Doxorubicin treatment induces tumor cell death followed by immunomodulation in a murine neuroblastoma model

Chemotherapy of malignant tumors induces tumor cell death. Numerous antitumor agents induce apoptosis of tumor cells, which are subsequently engulfed by phagocytes, initiating an immune reaction. The induction of immunogenic cell death by antitumor agents may be advantageous for antitumor immunity. The purpose of this study was to determine whether doxorubicin is capable of inducing an immunogenic reaction in murine neuroblastoma cells. The murine neuroblastoma cell line (neuro-2a cells) was cultured in a medium containing doxorubicin or cisplatin (CDDP), and induction of cell death was confirmed by cell viability assays. Cluster of differentiation (CD)8α(+) lymphocytes were co-cultured with neuro-2a cells that had died following treatment with either doxorubicin or CDDP, and CD11b(+) spleen cells or bone marrow-derived dendritic cells (BM-DCs) were added to the culture. Proliferation of CD8α(+) lymphocytes and interferon (IFN)-γ production were evaluated. When CD8α(+) cells were co-cultured with doxorubicin-treated neuro-2a cells and BM-DCs, CD8α(+) cells reacted to anti-CD3/CD28 antibody stimulation, proliferated and increased IFN-γ production.
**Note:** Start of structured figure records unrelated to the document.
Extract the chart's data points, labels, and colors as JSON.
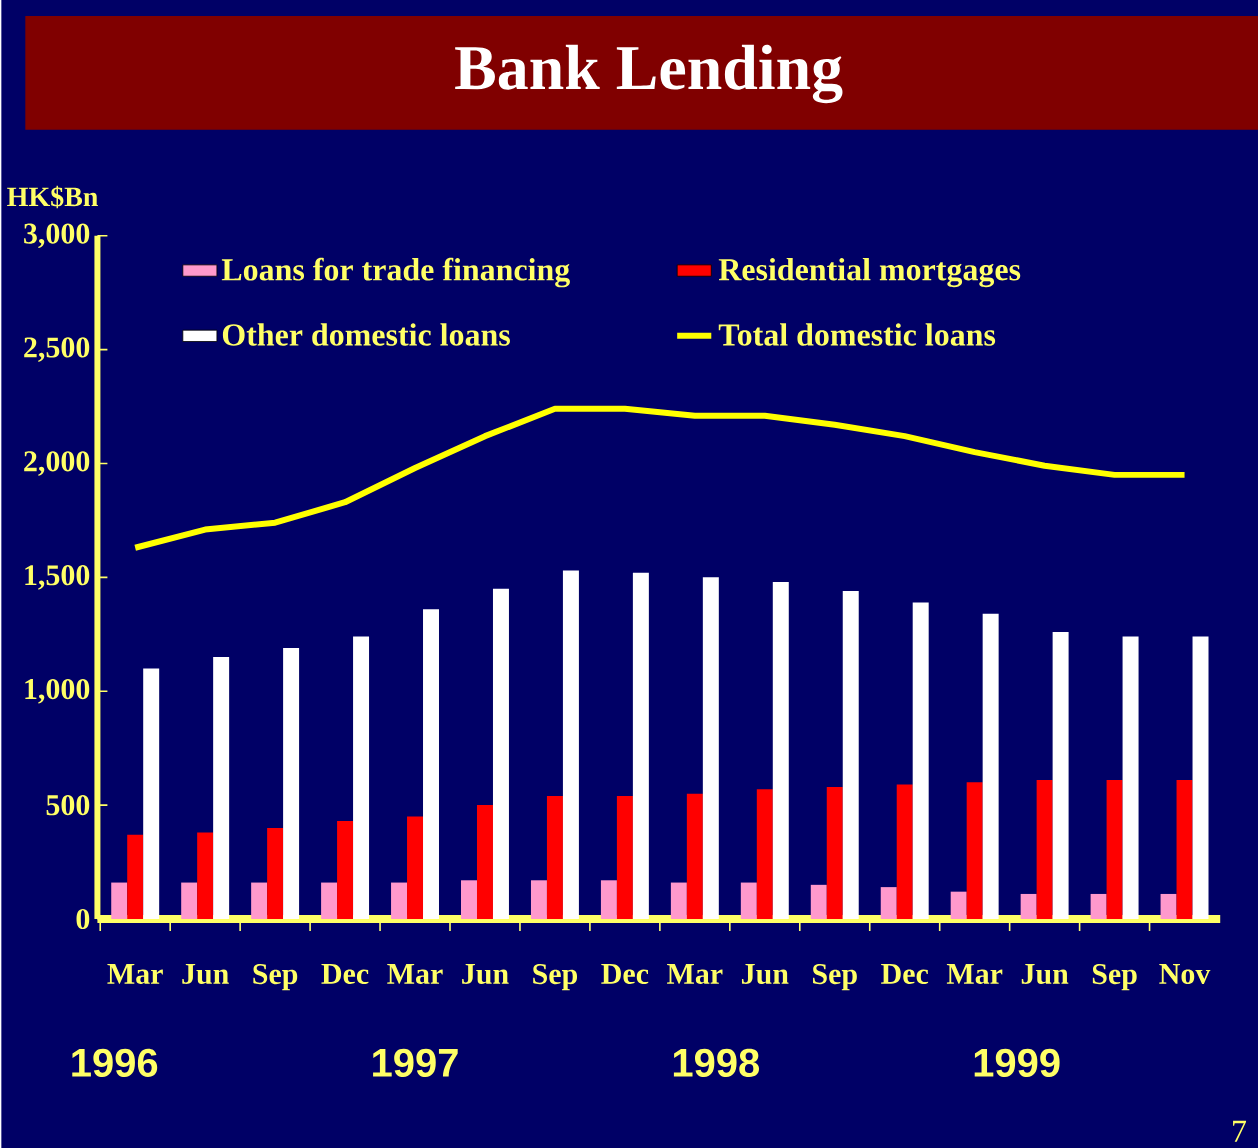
{
  "chart_data": {
    "type": "bar",
    "title": "Bank Lending",
    "ylabel": "HK$Bn",
    "categories": [
      "Mar",
      "Jun",
      "Sep",
      "Dec",
      "Mar",
      "Jun",
      "Sep",
      "Dec",
      "Mar",
      "Jun",
      "Sep",
      "Dec",
      "Mar",
      "Jun",
      "Sep",
      "Nov"
    ],
    "ylim": [
      0,
      3000
    ],
    "yticks": [
      {
        "value": 0,
        "label": "0"
      },
      {
        "value": 500,
        "label": "500"
      },
      {
        "value": 1000,
        "label": "1,000"
      },
      {
        "value": 1500,
        "label": "1,500"
      },
      {
        "value": 2000,
        "label": "2,000"
      },
      {
        "value": 2500,
        "label": "2,500"
      },
      {
        "value": 3000,
        "label": "3,000"
      }
    ],
    "grid": false,
    "legend": "top",
    "series": [
      {
        "name": "Loans for trade financing",
        "color": "#ff99cc",
        "values": [
          160,
          160,
          160,
          160,
          160,
          170,
          170,
          170,
          160,
          160,
          150,
          140,
          120,
          110,
          110,
          110
        ]
      },
      {
        "name": "Residential mortgages",
        "color": "#ff0000",
        "values": [
          370,
          380,
          400,
          430,
          450,
          500,
          540,
          540,
          550,
          570,
          580,
          590,
          600,
          610,
          610,
          610
        ]
      },
      {
        "name": "Other domestic loans",
        "color": "#ffffff",
        "values": [
          1100,
          1150,
          1190,
          1240,
          1360,
          1450,
          1530,
          1520,
          1500,
          1480,
          1440,
          1390,
          1340,
          1260,
          1240,
          1240
        ]
      },
      {
        "name": "Total domestic loans",
        "type": "line",
        "color": "#ffff00",
        "values": [
          1630,
          1710,
          1740,
          1830,
          1980,
          2120,
          2240,
          2240,
          2210,
          2210,
          2170,
          2120,
          2050,
          1990,
          1950,
          1950
        ]
      }
    ],
    "annotations": [
      "1996",
      "1997",
      "1998",
      "1999",
      "7"
    ]
  }
}
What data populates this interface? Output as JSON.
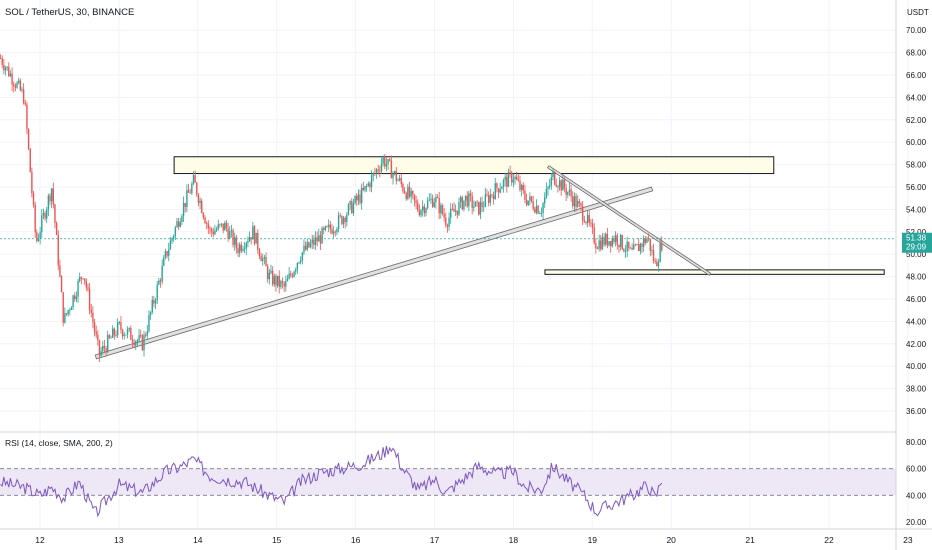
{
  "header": {
    "symbol_line": "SOL / TetherUS, 30, BINANCE",
    "currency_label": "USDT"
  },
  "price_badge": {
    "price": "51.38",
    "countdown": "29:09"
  },
  "rsi_panel": {
    "label": "RSI (14, close, SMA, 200, 2)"
  },
  "colors": {
    "up": "#26a69a",
    "down": "#ef5350",
    "rsi_line": "#7e57c2",
    "rsi_band": "#ede7f6",
    "zone_fill": "#fffde7",
    "channel_fill": "#e0e0e0",
    "price_badge": "#26a69a",
    "grid": "#f0f3fa"
  },
  "chart_data": [
    {
      "type": "candlestick",
      "title": "SOL / TetherUS, 30, BINANCE",
      "x_axis": {
        "tick_labels": [
          "12",
          "13",
          "14",
          "15",
          "16",
          "17",
          "18",
          "19",
          "20",
          "21",
          "22",
          "23"
        ],
        "x_values": [
          12,
          13,
          14,
          15,
          16,
          17,
          18,
          19,
          20,
          21,
          22,
          23
        ]
      },
      "y_axis": {
        "unit": "USDT",
        "tick_labels": [
          "36.00",
          "38.00",
          "40.00",
          "42.00",
          "44.00",
          "46.00",
          "48.00",
          "50.00",
          "52.00",
          "54.00",
          "56.00",
          "58.00",
          "60.00",
          "62.00",
          "64.00",
          "66.00",
          "68.00",
          "70.00"
        ],
        "ylim": [
          35,
          71
        ]
      },
      "close_path": [
        [
          11.5,
          67.5
        ],
        [
          11.8,
          64.0
        ],
        [
          11.95,
          51.0
        ],
        [
          12.15,
          56.0
        ],
        [
          12.3,
          44.0
        ],
        [
          12.55,
          48.5
        ],
        [
          12.75,
          41.0
        ],
        [
          13.0,
          43.5
        ],
        [
          13.3,
          42.0
        ],
        [
          13.6,
          50.0
        ],
        [
          13.8,
          54.0
        ],
        [
          13.95,
          56.5
        ],
        [
          14.15,
          52.0
        ],
        [
          14.35,
          52.5
        ],
        [
          14.5,
          50.5
        ],
        [
          14.7,
          52.0
        ],
        [
          14.9,
          48.0
        ],
        [
          15.1,
          47.0
        ],
        [
          15.3,
          50.0
        ],
        [
          15.55,
          51.5
        ],
        [
          15.8,
          53.0
        ],
        [
          16.1,
          55.5
        ],
        [
          16.35,
          58.5
        ],
        [
          16.6,
          56.0
        ],
        [
          16.8,
          54.0
        ],
        [
          17.0,
          55.0
        ],
        [
          17.15,
          53.0
        ],
        [
          17.4,
          55.0
        ],
        [
          17.55,
          54.0
        ],
        [
          17.8,
          56.0
        ],
        [
          18.0,
          57.0
        ],
        [
          18.15,
          55.0
        ],
        [
          18.35,
          54.0
        ],
        [
          18.5,
          57.0
        ],
        [
          18.7,
          55.5
        ],
        [
          18.9,
          53.5
        ],
        [
          19.05,
          51.0
        ],
        [
          19.3,
          51.5
        ],
        [
          19.5,
          50.0
        ],
        [
          19.7,
          51.5
        ],
        [
          19.8,
          49.0
        ],
        [
          19.9,
          51.5
        ]
      ],
      "annotations": [
        {
          "kind": "resistance_zone",
          "from_x": 13.7,
          "to_x": 21.3,
          "low": 57.2,
          "high": 58.7
        },
        {
          "kind": "support_zone",
          "from_x": 18.4,
          "to_x": 22.7,
          "low": 48.2,
          "high": 48.6
        },
        {
          "kind": "rising_trendline",
          "from": [
            12.7,
            41.0
          ],
          "to": [
            19.75,
            56.0
          ]
        },
        {
          "kind": "falling_trendline",
          "from": [
            18.45,
            57.9
          ],
          "to": [
            20.5,
            48.3
          ]
        }
      ],
      "last_price": 51.38
    },
    {
      "type": "line",
      "title": "RSI (14, close, SMA, 200, 2)",
      "series": [
        {
          "values_path": [
            [
              11.5,
              50
            ],
            [
              11.8,
              46
            ],
            [
              12.0,
              40
            ],
            [
              12.15,
              46
            ],
            [
              12.3,
              38
            ],
            [
              12.5,
              50
            ],
            [
              12.7,
              26
            ],
            [
              13.0,
              48
            ],
            [
              13.3,
              42
            ],
            [
              13.6,
              58
            ],
            [
              13.8,
              62
            ],
            [
              13.95,
              67
            ],
            [
              14.15,
              55
            ],
            [
              14.35,
              52
            ],
            [
              14.6,
              50
            ],
            [
              14.9,
              40
            ],
            [
              15.1,
              35
            ],
            [
              15.3,
              50
            ],
            [
              15.55,
              57
            ],
            [
              15.8,
              60
            ],
            [
              16.1,
              64
            ],
            [
              16.35,
              72
            ],
            [
              16.45,
              78
            ],
            [
              16.6,
              60
            ],
            [
              16.8,
              44
            ],
            [
              17.0,
              52
            ],
            [
              17.15,
              42
            ],
            [
              17.4,
              54
            ],
            [
              17.55,
              62
            ],
            [
              17.8,
              56
            ],
            [
              18.0,
              58
            ],
            [
              18.15,
              46
            ],
            [
              18.35,
              44
            ],
            [
              18.5,
              62
            ],
            [
              18.7,
              50
            ],
            [
              18.9,
              40
            ],
            [
              19.05,
              28
            ],
            [
              19.3,
              35
            ],
            [
              19.5,
              40
            ],
            [
              19.7,
              48
            ],
            [
              19.8,
              38
            ],
            [
              19.9,
              56
            ]
          ]
        }
      ],
      "y_axis": {
        "tick_labels": [
          "20.00",
          "40.00",
          "60.00",
          "80.00"
        ],
        "ylim": [
          15,
          85
        ]
      },
      "band": [
        40,
        60
      ]
    }
  ]
}
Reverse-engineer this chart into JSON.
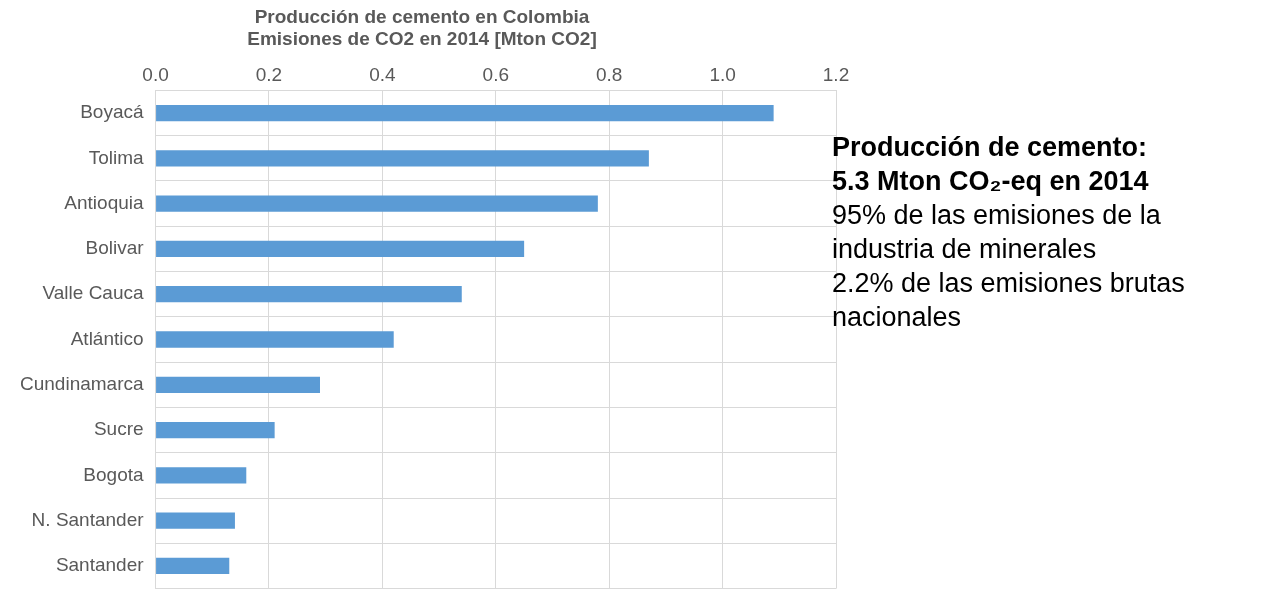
{
  "chart_data": {
    "type": "bar",
    "orientation": "horizontal",
    "title": "Producción de cemento en Colombia",
    "subtitle": "Emisiones de CO2 en 2014 [Mton CO2]",
    "categories": [
      "Boyacá",
      "Tolima",
      "Antioquia",
      "Bolivar",
      "Valle Cauca",
      "Atlántico",
      "Cundinamarca",
      "Sucre",
      "Bogota",
      "N. Santander",
      "Santander"
    ],
    "values": [
      1.09,
      0.87,
      0.78,
      0.65,
      0.54,
      0.42,
      0.29,
      0.21,
      0.16,
      0.14,
      0.13
    ],
    "color": "#5b9bd5",
    "xlim": [
      0,
      1.2
    ],
    "xticks": [
      {
        "value": 0,
        "label": "0.0"
      },
      {
        "value": 0.2,
        "label": "0.2"
      },
      {
        "value": 0.4,
        "label": "0.4"
      },
      {
        "value": 0.6,
        "label": "0.6"
      },
      {
        "value": 0.8,
        "label": "0.8"
      },
      {
        "value": 1,
        "label": "1.0"
      },
      {
        "value": 1.2,
        "label": "1.2"
      }
    ],
    "grid": true,
    "annotations": [
      "Producción de cemento:",
      "5.3 Mton CO₂-eq en 2014",
      "95% de las emisiones de la industria de minerales",
      "2.2% de las emisiones brutas nacionales"
    ]
  }
}
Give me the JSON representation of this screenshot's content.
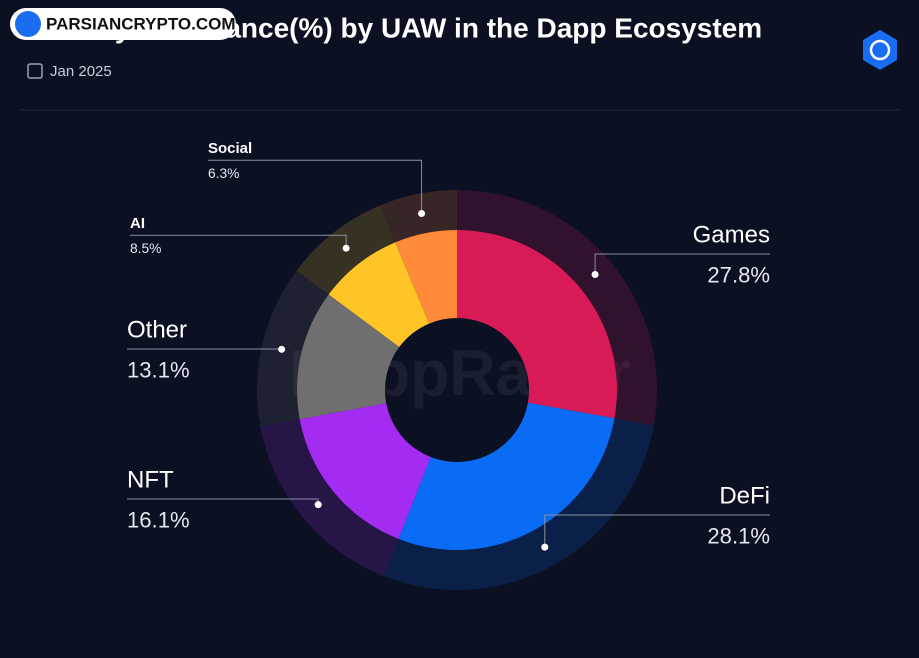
{
  "chart_data": {
    "type": "donut",
    "title": "Industry Dominance(%) by UAW in the Dapp Ecosystem",
    "subtitle": "Jan 2025",
    "watermark": "PARSIANCRYPTO.COM",
    "background_watermark": "DappRadar",
    "categories": [
      "Games",
      "DeFi",
      "NFT",
      "Other",
      "AI",
      "Social"
    ],
    "values": [
      27.8,
      28.1,
      16.1,
      13.1,
      8.5,
      6.3
    ],
    "value_labels": [
      "27.8%",
      "28.1%",
      "16.1%",
      "13.1%",
      "8.5%",
      "6.3%"
    ],
    "colors": [
      "#d81b56",
      "#0a6cf5",
      "#a42cf2",
      "#6f6f6f",
      "#ffc526",
      "#ff8a3a"
    ]
  }
}
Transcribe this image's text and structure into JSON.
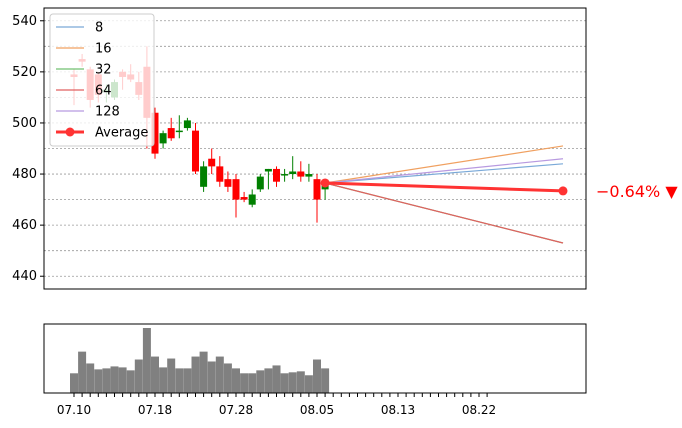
{
  "chart_data": {
    "type": "candlestick",
    "title": "",
    "grid": true,
    "legend_position": "top-left",
    "ylim": [
      435,
      545
    ],
    "yticks": [
      440,
      460,
      480,
      500,
      520,
      540
    ],
    "x_tick_labels": [
      "07.10",
      "07.18",
      "07.28",
      "08.05",
      "08.13",
      "08.22"
    ],
    "change_label": "−0.64% ▼",
    "colors": {
      "up": "#008000",
      "down": "#ff0000",
      "volume": "#808080",
      "average": "#ff3333"
    },
    "candles": [
      {
        "open": 519,
        "high": 521,
        "low": 507,
        "close": 518,
        "volume": 20
      },
      {
        "open": 525,
        "high": 527,
        "low": 522,
        "close": 524,
        "volume": 42
      },
      {
        "open": 521,
        "high": 522,
        "low": 506,
        "close": 509,
        "volume": 30
      },
      {
        "open": 519,
        "high": 520,
        "low": 508,
        "close": 511,
        "volume": 24
      },
      {
        "open": 512,
        "high": 515,
        "low": 508,
        "close": 513,
        "volume": 25
      },
      {
        "open": 510,
        "high": 517,
        "low": 509,
        "close": 516,
        "volume": 27
      },
      {
        "open": 520,
        "high": 521,
        "low": 513,
        "close": 518,
        "volume": 26
      },
      {
        "open": 519,
        "high": 523,
        "low": 516,
        "close": 517,
        "volume": 23
      },
      {
        "open": 516,
        "high": 520,
        "low": 509,
        "close": 511,
        "volume": 34
      },
      {
        "open": 522,
        "high": 530,
        "low": 490,
        "close": 502,
        "volume": 66
      },
      {
        "open": 504,
        "high": 506,
        "low": 486,
        "close": 488,
        "volume": 37
      },
      {
        "open": 492,
        "high": 497,
        "low": 490,
        "close": 496,
        "volume": 26
      },
      {
        "open": 498,
        "high": 502,
        "low": 493,
        "close": 494,
        "volume": 35
      },
      {
        "open": 497,
        "high": 503,
        "low": 494,
        "close": 497,
        "volume": 25
      },
      {
        "open": 498,
        "high": 502,
        "low": 497,
        "close": 501,
        "volume": 25
      },
      {
        "open": 497,
        "high": 500,
        "low": 480,
        "close": 481,
        "volume": 37
      },
      {
        "open": 475,
        "high": 485,
        "low": 473,
        "close": 483,
        "volume": 42
      },
      {
        "open": 486,
        "high": 490,
        "low": 480,
        "close": 483,
        "volume": 32
      },
      {
        "open": 483,
        "high": 487,
        "low": 475,
        "close": 477,
        "volume": 37
      },
      {
        "open": 478,
        "high": 481,
        "low": 473,
        "close": 475,
        "volume": 30
      },
      {
        "open": 478,
        "high": 480,
        "low": 463,
        "close": 470,
        "volume": 25
      },
      {
        "open": 471,
        "high": 473,
        "low": 469,
        "close": 470,
        "volume": 20
      },
      {
        "open": 468,
        "high": 474,
        "low": 467,
        "close": 472,
        "volume": 20
      },
      {
        "open": 474,
        "high": 480,
        "low": 473,
        "close": 479,
        "volume": 23
      },
      {
        "open": 481,
        "high": 482,
        "low": 474,
        "close": 482,
        "volume": 25
      },
      {
        "open": 482,
        "high": 483,
        "low": 475,
        "close": 477,
        "volume": 28
      },
      {
        "open": 480,
        "high": 482,
        "low": 477,
        "close": 480,
        "volume": 20
      },
      {
        "open": 480,
        "high": 487,
        "low": 478,
        "close": 481,
        "volume": 21
      },
      {
        "open": 481,
        "high": 485,
        "low": 477,
        "close": 479,
        "volume": 22
      },
      {
        "open": 479,
        "high": 484,
        "low": 477,
        "close": 480,
        "volume": 18
      },
      {
        "open": 478,
        "high": 480,
        "low": 461,
        "close": 470,
        "volume": 34
      },
      {
        "open": 474,
        "high": 478,
        "low": 470,
        "close": 477,
        "volume": 25
      }
    ],
    "forecast": {
      "series": [
        {
          "name": "8",
          "color": "#7aa9d8",
          "end": 484
        },
        {
          "name": "16",
          "color": "#f0a060",
          "end": 491
        },
        {
          "name": "32",
          "color": "#70c070",
          "end": 453
        },
        {
          "name": "64",
          "color": "#e06060",
          "end": 453
        },
        {
          "name": "128",
          "color": "#b89ae0",
          "end": 486
        }
      ],
      "average": {
        "name": "Average",
        "start": 476.5,
        "end": 473.4
      }
    }
  }
}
IFN-γ production was more effectively promoted by co-culture with doxorubicin-treated neuro-2a cells than by co-culture with CDDP-treated neuro-2a cells. These findings suggest that doxorubicin is capable of inducing immunogenic cell death in neuroblastoma cells, and thus has an immunological advantage for chemotherapy of neuroblastoma compared with CDDP. BM-DCs are considered to be the key antigen-presenting cells in the immune reaction following the induction of immunogenic neuroblastoma cell death and phagocytosis.